Few of us experience this state of being “out of reach” anymore. If we do, we see it as a problem – a predicament. We immediately think, “where can I go to get a signal?” “Where is the closest Wifi connection? But I’d like to suggest that being out of reach isn’t a problem – it’s a blessing. It’s a salve that heals the wounds of a life with constant distraction.
On any given day we are distracted by email, phone calls, the Internet, TV, kids, the sounds of traffic, colleagues at work, kitchen snacks, talk radio, music and more. During my day at the reservoir I was in a kayak with very little to distract me. My food and snacks were in a waterproof bag behind my seat, which I couldn’t access without getting out of my kayak. My biggest distraction was on the floor of the kayak next to my right hip – a water bottle. That’s right . . . my biggest distraction was sipping water.

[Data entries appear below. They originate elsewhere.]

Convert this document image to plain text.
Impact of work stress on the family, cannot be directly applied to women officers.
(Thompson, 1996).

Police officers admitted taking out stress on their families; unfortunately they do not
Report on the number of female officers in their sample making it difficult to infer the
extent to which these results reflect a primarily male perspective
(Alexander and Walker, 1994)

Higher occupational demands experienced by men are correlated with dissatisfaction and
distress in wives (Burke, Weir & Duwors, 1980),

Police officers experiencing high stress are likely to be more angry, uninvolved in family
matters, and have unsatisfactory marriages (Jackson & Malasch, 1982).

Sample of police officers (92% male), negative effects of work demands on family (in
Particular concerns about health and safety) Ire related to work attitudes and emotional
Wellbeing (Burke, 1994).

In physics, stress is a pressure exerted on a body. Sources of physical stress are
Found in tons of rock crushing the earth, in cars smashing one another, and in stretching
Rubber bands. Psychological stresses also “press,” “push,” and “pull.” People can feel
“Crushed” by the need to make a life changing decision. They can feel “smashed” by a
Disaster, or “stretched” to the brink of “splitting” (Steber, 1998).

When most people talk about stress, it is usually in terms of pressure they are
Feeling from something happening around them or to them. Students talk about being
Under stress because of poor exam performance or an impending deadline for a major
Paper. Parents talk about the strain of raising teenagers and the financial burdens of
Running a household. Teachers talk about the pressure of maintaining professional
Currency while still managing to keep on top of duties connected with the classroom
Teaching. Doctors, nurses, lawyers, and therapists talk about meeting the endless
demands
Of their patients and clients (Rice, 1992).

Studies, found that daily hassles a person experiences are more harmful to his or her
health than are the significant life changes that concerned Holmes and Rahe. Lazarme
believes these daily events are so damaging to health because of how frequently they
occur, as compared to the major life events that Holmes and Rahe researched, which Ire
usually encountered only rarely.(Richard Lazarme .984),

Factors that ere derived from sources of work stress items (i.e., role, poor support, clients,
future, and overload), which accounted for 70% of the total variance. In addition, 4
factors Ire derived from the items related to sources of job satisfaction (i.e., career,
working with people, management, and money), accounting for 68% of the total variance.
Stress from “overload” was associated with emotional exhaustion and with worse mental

When we’re at home or work, it almost feels like we have to fight for the ability to be present to our lives. But when we’re in nature and out of reach, we can simply relax into the moment with such ease that we don’t even notice it. The glassiness of the water, a sudden breeze against your cheek, the sunlight reflecting on my daughter’s purple kayak, and, of course, the sound of the magical Loons. Our attention gravitates to what is around us in this very moment. The entire world is right in front of us.

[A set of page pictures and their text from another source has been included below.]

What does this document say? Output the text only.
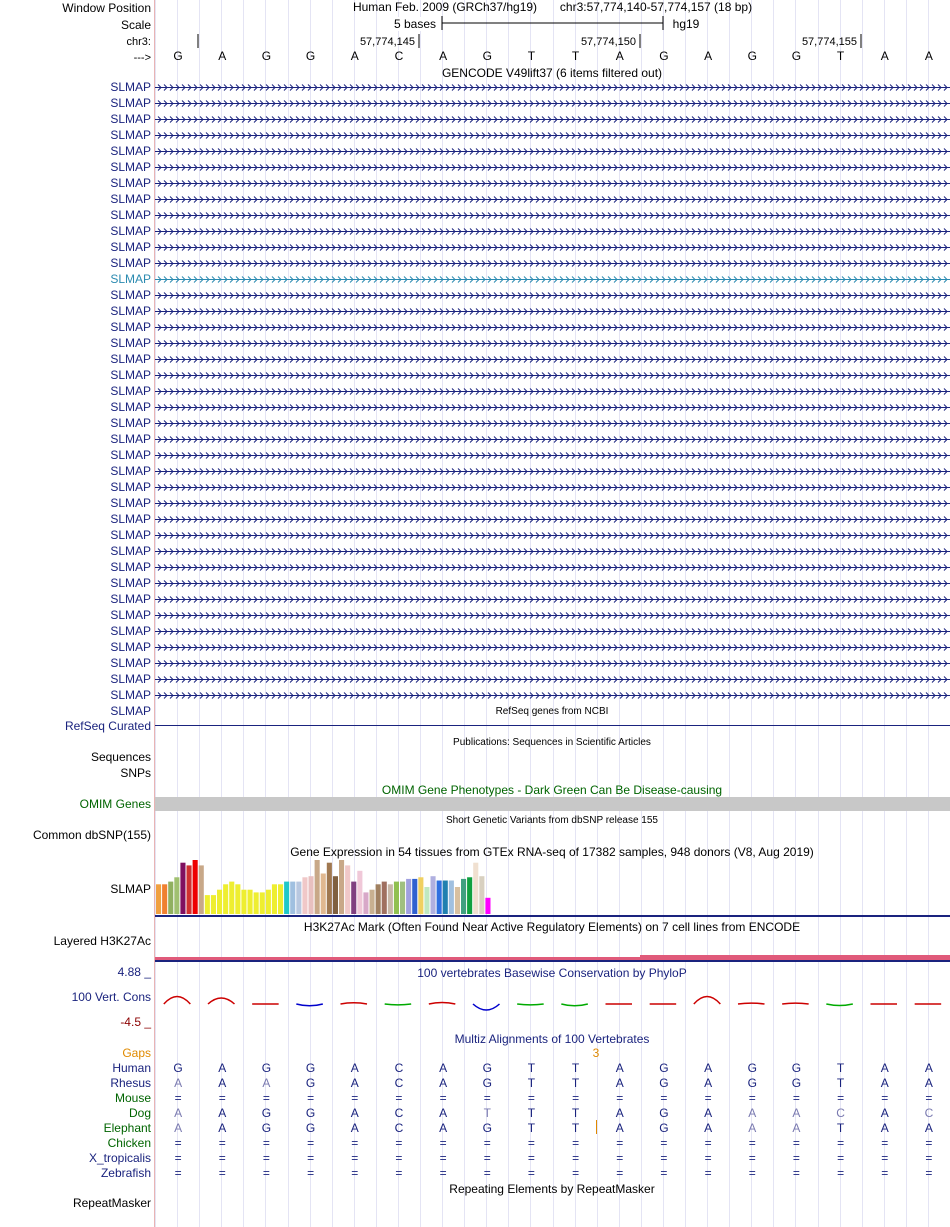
Window Position
Scale
chr3:
--->
SLMAP
SLMAP
SLMAP
SLMAP
SLMAP
SLMAP
SLMAP
SLMAP
SLMAP
SLMAP
SLMAP
SLMAP
SLMAP
SLMAP
SLMAP
SLMAP
SLMAP
SLMAP
SLMAP
SLMAP
SLMAP
SLMAP
SLMAP
SLMAP
SLMAP
SLMAP
SLMAP
SLMAP
SLMAP
SLMAP
SLMAP
SLMAP
SLMAP
SLMAP
SLMAP
SLMAP
SLMAP
SLMAP
SLMAP
SLMAP
RefSeq Curated
Sequences
SNPs
OMIM Genes
Common dbSNP(155)
SLMAP
Layered H3K27Ac
4.88 _
100 Vert. Cons
-4.5 _
Gaps
Human
Rhesus
Mouse
Dog
Elephant
Chicken
X_tropicalis
Zebrafish
RepeatMasker
Human Feb. 2009 (GRCh37/hg19) chr3:57,774,140-57,774,157 (18 bp)
5 bases	hg19
57,774,145	57,774,150	57,774,155
G	A	G	G	A	C	A	G	T	T	A	G	A	G	G	T	A	A
GENCODE V49lift37 (6 items filtered out)
RefSeq genes from NCBI
Publications: Sequences in Scientific Articles
OMIM Gene Phenotypes - Dark Green Can Be Disease-causing
Short Genetic Variants from dbSNP release 155
Gene Expression in 54 tissues from GTEx RNA-seq of 17382 samples, 948 donors (V8, Aug 2019)
H3K27Ac Mark (Often Found Near Active Regulatory Elements) on 7 cell lines from ENCODE
100 vertebrates Basewise Conservation by PhyloP
Multiz Alignments of 100 Vertebrates
3
G	A	G	G	A	C	A	G	T	T	A	G	A	G	G	T	A	A
A	A	A	G	A	C	A	G	T	T	A	G	A	G	G	T	A	A
=	=	=	=	=	=	=	=	=	=	=	=	=	=	=	=	=	=
A	A	G	G	A	C	A	T	T	T	A	G	A	A	A	C	A	C
A	A	G	G	A	C	A	G	T	T	A	G	A	A	A	T	A	A
=	=	=	=	=	=	=	=	=	=	=	=	=	=	=	=	=	=
=	=	=	=	=	=	=	=	=	=	=	=	=	=	=	=	=	=
=	=	=	=	=	=	=	=	=	=	=	=	=	=	=	=	=	=
Repeating Elements by RepeatMasker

When I was in my 20’s (before the era of cell phones) I use to take one solo wilderness trip every year for 7-10 days. I planned the trip six months in advance and traveled to places like the Canadian Rockies, the Wind River Wilderness in Wyoming, the Milford Track in New Zealand, and the mountains of the Ise peninsula of Japan. My goal was to get so deep into Wilderness that I wouldn’t see another person for days, so distant from civilization that I would forget how to speak. I treasure the memories of those trips. I learned what it was like to be out of reach of anything but the trees and mountains that surrounded me.

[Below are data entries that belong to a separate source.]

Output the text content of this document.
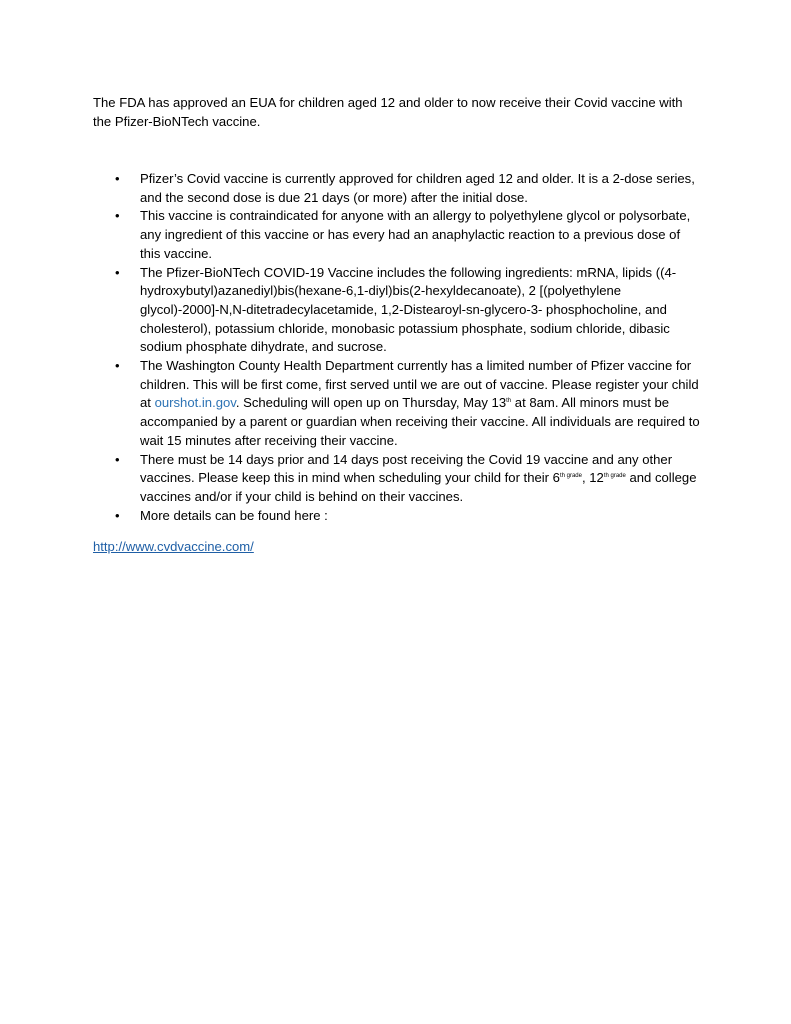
The FDA has approved an EUA for children aged 12 and older to now receive their Covid vaccine with the Pfizer-BioNTech vaccine.

• Pfizer’s Covid vaccine is currently approved for children aged 12 and older. It is a 2-dose series, and the second dose is due 21 days (or more) after the initial dose.
• This vaccine is contraindicated for anyone with an allergy to polyethylene glycol or polysorbate, any ingredient of this vaccine or has every had an anaphylactic reaction to a previous dose of this vaccine.
• The Pfizer-BioNTech COVID-19 Vaccine includes the following ingredients: mRNA, lipids ((4-hydroxybutyl)azanediyl)bis(hexane-6,1-diyl)bis(2-hexyldecanoate), 2 [(polyethylene glycol)-2000]-N,N-ditetradecylacetamide, 1,2-Distearoyl-sn-glycero-3- phosphocholine, and cholesterol), potassium chloride, monobasic potassium phosphate, sodium chloride, dibasic sodium phosphate dihydrate, and sucrose.
• The Washington County Health Department currently has a limited number of Pfizer vaccine for children. This will be first come, first served until we are out of vaccine. Please register your child at ourshot.in.gov. Scheduling will open up on Thursday, May 13th at 8am. All minors must be accompanied by a parent or guardian when receiving their vaccine. All individuals are required to wait 15 minutes after receiving their vaccine.
• There must be 14 days prior and 14 days post receiving the Covid 19 vaccine and any other vaccines. Please keep this in mind when scheduling your child for their $6^{th grade}$, $12^{th grade}$ and college vaccines and/or if your child is behind on their vaccines.
• More details can be found here :

http://www.cvdvaccine.com/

We exchange the present moment of real life for a digital version of someone else’s life.
Now we are tempted to take our distractions with us, no matter where we go. Cell phones often have more capability than a laptop. If we’re waiting in line, what do we now do with our attention? Do we look around, notice the people nearby, notice the artwork on the walls, or the sounds of people chatting? No, instead we pull out our phones and check our email, texts, and social media accounts. We tune into the news as if the latest information about Donald Trump’s news conference is going to be a highlight of our day. We exchange the present moment of real life for a digital version of someone else’s life.
Just yesterday my wife and I went to a state park on the shore of Lake Champlain. It’s about 20 minutes from our home and a favorite place for swimming. We knew we would only have an hour, but on a hot summer day that hour is worth more than a full day in front of a computer screen. My younger daughter was at home and my older daughter was out with friends. As we parked the car, I noticed my cell phone tucked away in a little cove in the dashboard. I paused for a moment. Should I grab it along with our towels and chairs? During that pause I realized that if I left my phone in the car, I would be out of reach. I smiled and left it behind.
I like being out of reach. I like noticing the breeze against my cheek and watching little children running and jumping off the dock into the lake. I like looking at the changing shapes of the clouds. And I like talking to my wife, even after 24 years of marriage. Thank goodness for all the “dead spots” in the world without cell phone coverage. I see them as temples – holy places where we can pray instead of surf. Sacred spots that invite us to be part of the real world. Respites that allow us to replace digital chatter with real life connection.